Our final objective is usually to find a perfect spot to watch the sunset. Pepe loves to accompany us even when she has to run for her life to keep up with the jeep or the moto until she can no more. When we get near to any kind of body of water, Pepe immediately lies down in it to cool down. I think I have not seen another dog that loves water as much as Pepe does. She usually comes back from these “walks” looking more like a mop than the beautiful golden she is – all wet and muddy, full of dreadlocks and burdocks.
Before the sun goes down, we gather pine cones and pick up dry sticks to help us light the bonfire later at night.
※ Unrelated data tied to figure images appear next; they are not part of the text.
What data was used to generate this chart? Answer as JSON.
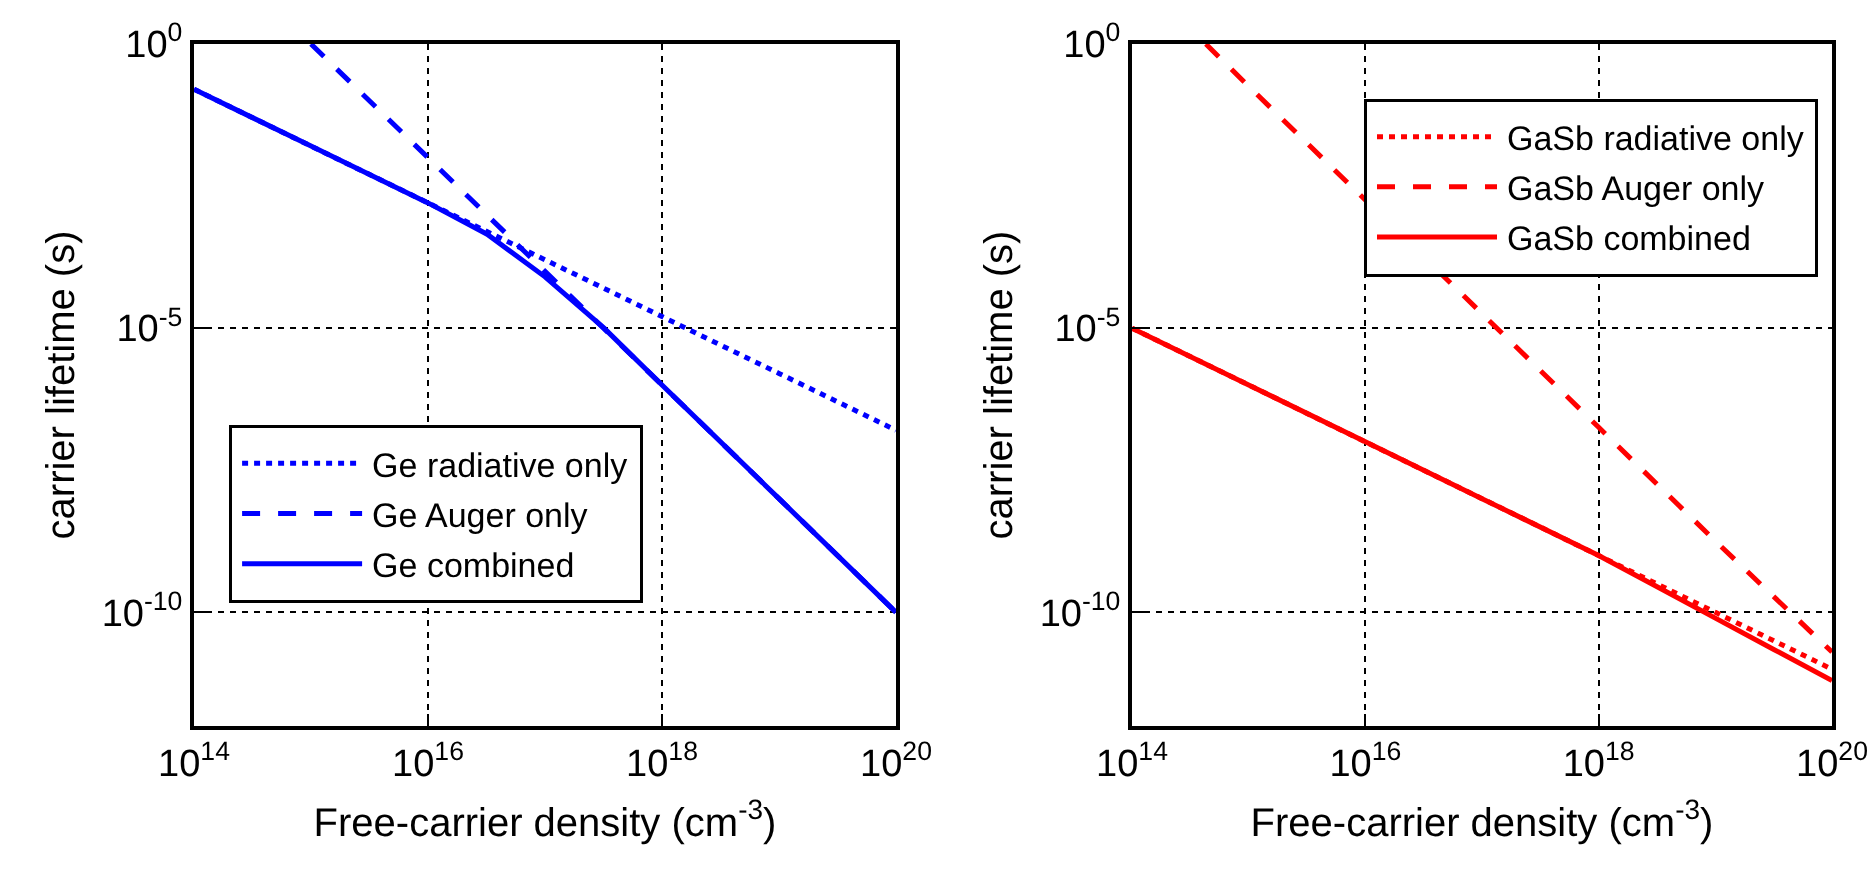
{
  "chart_data": [
    {
      "type": "line",
      "xlabel": "Free-carrier density (cm$^{-3}$)",
      "ylabel": "carrier lifetime (s)",
      "log": "xy",
      "grid": true,
      "legend": "bottom left",
      "marker": "none",
      "xlim": [
        100000000000000.0,
        1e+20
      ],
      "xticks": [
        {
          "value": 100000000000000.0,
          "label": "10$^{14}$"
        },
        {
          "value": 1e+16,
          "label": "10$^{16}$"
        },
        {
          "value": 1e+18,
          "label": "10$^{18}$"
        },
        {
          "value": 1e+20,
          "label": "10$^{20}$"
        }
      ],
      "ylim": [
        1e-12,
        1
      ],
      "yticks": [
        {
          "value": 1e-10,
          "label": "10$^{-10}$"
        },
        {
          "value": 1e-05,
          "label": "10$^{-5}$"
        },
        {
          "value": 1,
          "label": "10$^{0}$"
        }
      ],
      "series": [
        {
          "name": "Ge radiative only",
          "color": "#0000ff",
          "line_style": "dotted",
          "x": [
            100000000000000.0,
            1000000000000000.0,
            1e+16,
            1e+17,
            1e+18,
            1e+19,
            1e+20
          ],
          "values": [
            0.16,
            0.016,
            0.0016,
            0.00016,
            1.6e-05,
            1.6e-06,
            1.6e-07
          ]
        },
        {
          "name": "Ge Auger only",
          "color": "#0000ff",
          "line_style": "dashed",
          "x": [
            1000000000000000.0,
            1e+16,
            1e+17,
            1e+18,
            1e+19,
            1e+20
          ],
          "values": [
            1,
            0.01,
            0.0001,
            1e-06,
            1e-08,
            1e-10
          ]
        },
        {
          "name": "Ge combined",
          "color": "#0000ff",
          "line_style": "solid",
          "x": [
            100000000000000.0,
            1000000000000000.0,
            1e+16,
            3.2e+16,
            1e+17,
            3.2e+17,
            1e+18,
            1e+19,
            1e+20
          ],
          "values": [
            0.16,
            0.016,
            0.0016,
            0.00045,
            8e-05,
            1e-05,
            1e-06,
            1e-08,
            1e-10
          ]
        }
      ]
    },
    {
      "type": "line",
      "xlabel": "Free-carrier density (cm$^{-3}$)",
      "ylabel": "carrier lifetime (s)",
      "log": "xy",
      "grid": true,
      "legend": "top right",
      "marker": "none",
      "xlim": [
        100000000000000.0,
        1e+20
      ],
      "xticks": [
        {
          "value": 100000000000000.0,
          "label": "10$^{14}$"
        },
        {
          "value": 1e+16,
          "label": "10$^{16}$"
        },
        {
          "value": 1e+18,
          "label": "10$^{18}$"
        },
        {
          "value": 1e+20,
          "label": "10$^{20}$"
        }
      ],
      "ylim": [
        1e-12,
        1
      ],
      "yticks": [
        {
          "value": 1e-10,
          "label": "10$^{-10}$"
        },
        {
          "value": 1e-05,
          "label": "10$^{-5}$"
        },
        {
          "value": 1,
          "label": "10$^{0}$"
        }
      ],
      "series": [
        {
          "name": "GaSb radiative only",
          "color": "#ff0000",
          "line_style": "dotted",
          "x": [
            100000000000000.0,
            1000000000000000.0,
            1e+16,
            1e+17,
            1e+18,
            1e+19,
            1e+20
          ],
          "values": [
            1e-05,
            1e-06,
            1e-07,
            1e-08,
            1e-09,
            1e-10,
            1e-11
          ]
        },
        {
          "name": "GaSb Auger only",
          "color": "#ff0000",
          "line_style": "dashed",
          "x": [
            430000000000000.0,
            1000000000000000.0,
            1e+16,
            1e+17,
            1e+18,
            1e+19,
            1e+20
          ],
          "values": [
            1,
            0.18,
            0.0018,
            1.8e-05,
            1.8e-07,
            1.8e-09,
            2e-11
          ]
        },
        {
          "name": "GaSb combined",
          "color": "#ff0000",
          "line_style": "solid",
          "x": [
            100000000000000.0,
            1000000000000000.0,
            1e+16,
            1e+17,
            1e+18,
            3.2e+18,
            1e+19,
            3.2e+19,
            1e+20
          ],
          "values": [
            1e-05,
            1e-06,
            1e-07,
            1e-08,
            1e-09,
            2.8e-10,
            7.9e-11,
            2.2e-11,
            6.3e-12
          ]
        }
      ]
    }
  ]
}
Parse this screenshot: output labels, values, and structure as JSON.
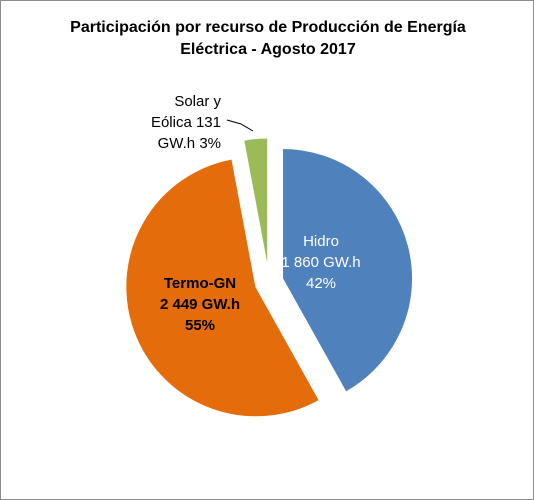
{
  "chart_data": {
    "type": "pie",
    "title_lines": [
      "Participación por recurso de Producción de Energía",
      "Eléctrica - Agosto 2017"
    ],
    "slices": [
      {
        "label": "Hidro",
        "value_text": "1 860 GW.h",
        "value": 1860,
        "unit": "GW.h",
        "percent": 42,
        "percent_text": "42%",
        "color": "#4f81bd",
        "exploded": true
      },
      {
        "label": "Termo-GN",
        "value_text": "2 449 GW.h",
        "value": 2449,
        "unit": "GW.h",
        "percent": 55,
        "percent_text": "55%",
        "color": "#e46c0a",
        "exploded": true
      },
      {
        "label": "Solar y Eólica",
        "value_text": "131 GW.h",
        "value": 131,
        "unit": "GW.h",
        "percent": 3,
        "percent_text": "3%",
        "color": "#9bbb59",
        "exploded": true
      }
    ],
    "legend": "none"
  },
  "labels": {
    "hidro": {
      "line1": "Hidro",
      "line2": "1 860 GW.h",
      "line3": "42%"
    },
    "termo": {
      "line1": "Termo-GN",
      "line2": "2 449 GW.h",
      "line3": "55%"
    },
    "solar": {
      "line1": "Solar y",
      "line2": "Eólica    131",
      "line3": "GW.h  3%"
    }
  }
}
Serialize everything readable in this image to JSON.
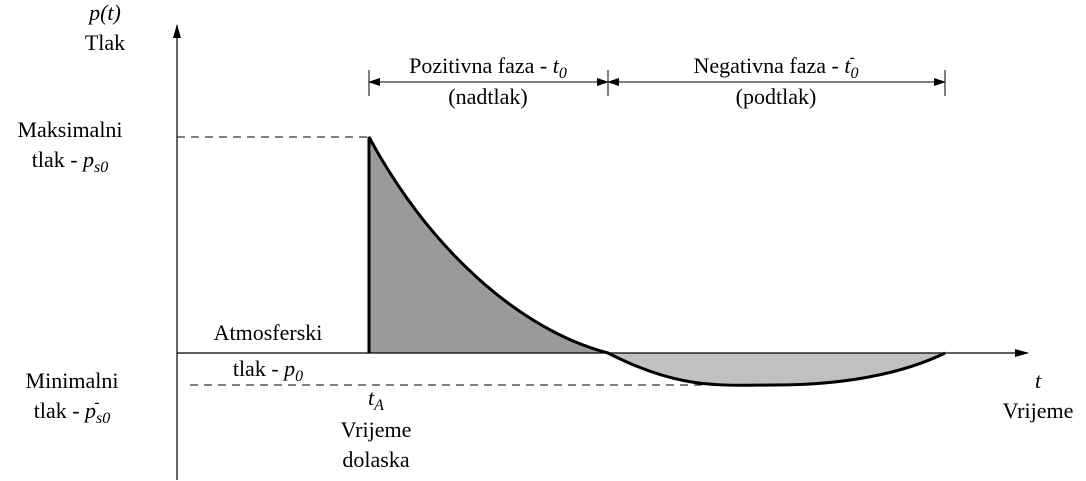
{
  "labels": {
    "y_axis": {
      "symbol": "p(t)",
      "name": "Tlak"
    },
    "max_pressure": {
      "line1": "Maksimalni",
      "line2": "tlak - ",
      "symbol": "p",
      "subscript": "s0"
    },
    "atmospheric": {
      "line1": "Atmosferski",
      "line2": "tlak - ",
      "symbol": "p",
      "subscript": "0"
    },
    "min_pressure": {
      "line1": "Minimalni",
      "line2": "tlak - ",
      "symbol": "p",
      "subscript": "s0",
      "superscript": "-"
    },
    "arrival": {
      "symbol": "t",
      "subscript": "A",
      "line1": "Vrijeme",
      "line2": "dolaska"
    },
    "x_axis": {
      "symbol": "t",
      "name": "Vrijeme"
    },
    "positive_phase": {
      "line1": "Pozitivna faza - ",
      "symbol": "t",
      "subscript": "0",
      "line2": "(nadtlak)"
    },
    "negative_phase": {
      "line1": "Negativna faza - ",
      "symbol": "t",
      "subscript": "0",
      "superscript": "-",
      "line2": "(podtlak)"
    }
  }
}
Then, we either climb on top of the water tower or find a higher area between the young mahogany trees or wherever we are at the moment to watch the mesmerizing sunset that paints everything in its reach in warm red colors. When we finally get back to the house, it is already getting dark very quickly. The fresh calmness of the night has substituted the merry hustle and bustle of the day. The bats have finally woken up as they fly over our heads so close that their wings almost touch the top of our heads for a fraction of a second.
Back in our room we get out of the dirty clothes, look for any ticks and take a nice long shower. Once groomed, dressed in clean clothes and feeling all fresh’n’happy we head to the main house to meet everyone else for snacks, sometimes drinks and to wait for dinner. This is the best time to have relaxed conversations with everyone that will continue once at the dinner table and enjoying Maria’s cooking. I rarely can say no to dessert, yet I definitely prefer fresh fruit or homemade sweets made out of fruit and vegetables to all the cakes, doce de leite or chocolate sweets. Homemade doce de abobora (pumpkin sweet), doce de laranja (orange sweet), doce de banana (banana sweet), goiabada… You do not know what you have been missing once you try one of these! Scrumptious!
After dinner and sitting on the porch for a while, it is time to light the campfire. We have already gathered enough sticks and pine cones to make the job easier. Now we just have to choose a spot and make it happen. Then, we drag some pool mattresses or a beanbag next to the fire and sit or lay down surrounded by the darkness to be hypnotized by the flames and the lovely starry sky.
When we had just started dating and it was my first time on the farm, we were lying on the mattress on the grass hugging and looking at the moon and stars. The sky was incredible, full of stars with a huge moon reflecting light to everything around us. Both, Pepé and Dores had lied down leaning against us on both sides. I was lying on my right side, with my head resting on Don Ferdinand’s shoulder.
Suddenly I felt a weight on the left side of my thighs. When I looked up, I saw that the fierce farm cat Mia that rarely shows herself or looks for human contact, had appeared out of nowhere and very quietly curled up right on my left hip. So we lied there, the five of us, all in a big hug, watching the stars and I felt such love and happiness that I had never felt before. We often remember this incredible moment, and honestly, you can see me trying but no words can do justice to what it actually felt like. It was nothing less than a perfect ending to a perfect day.
And every time we go back home to São Paulo (which kind of looks like Gotham City at this moment and in comparison) we feel integral, much more balanced and fulfilled than before leaving the City.
Don Ferdinand even tends to say that after a couple of days in the farm, my eyes turn even greener than they already are. Maybe it is just the reflection of all the green around me, but also a sign of how important going back to nature is to keep in touch with our surroundings and ourselves.
Now you know all about our secret spot to recharge and enjoy the life in a completely natural and healthy way. So tell me, what is your secret to find and maintain balance?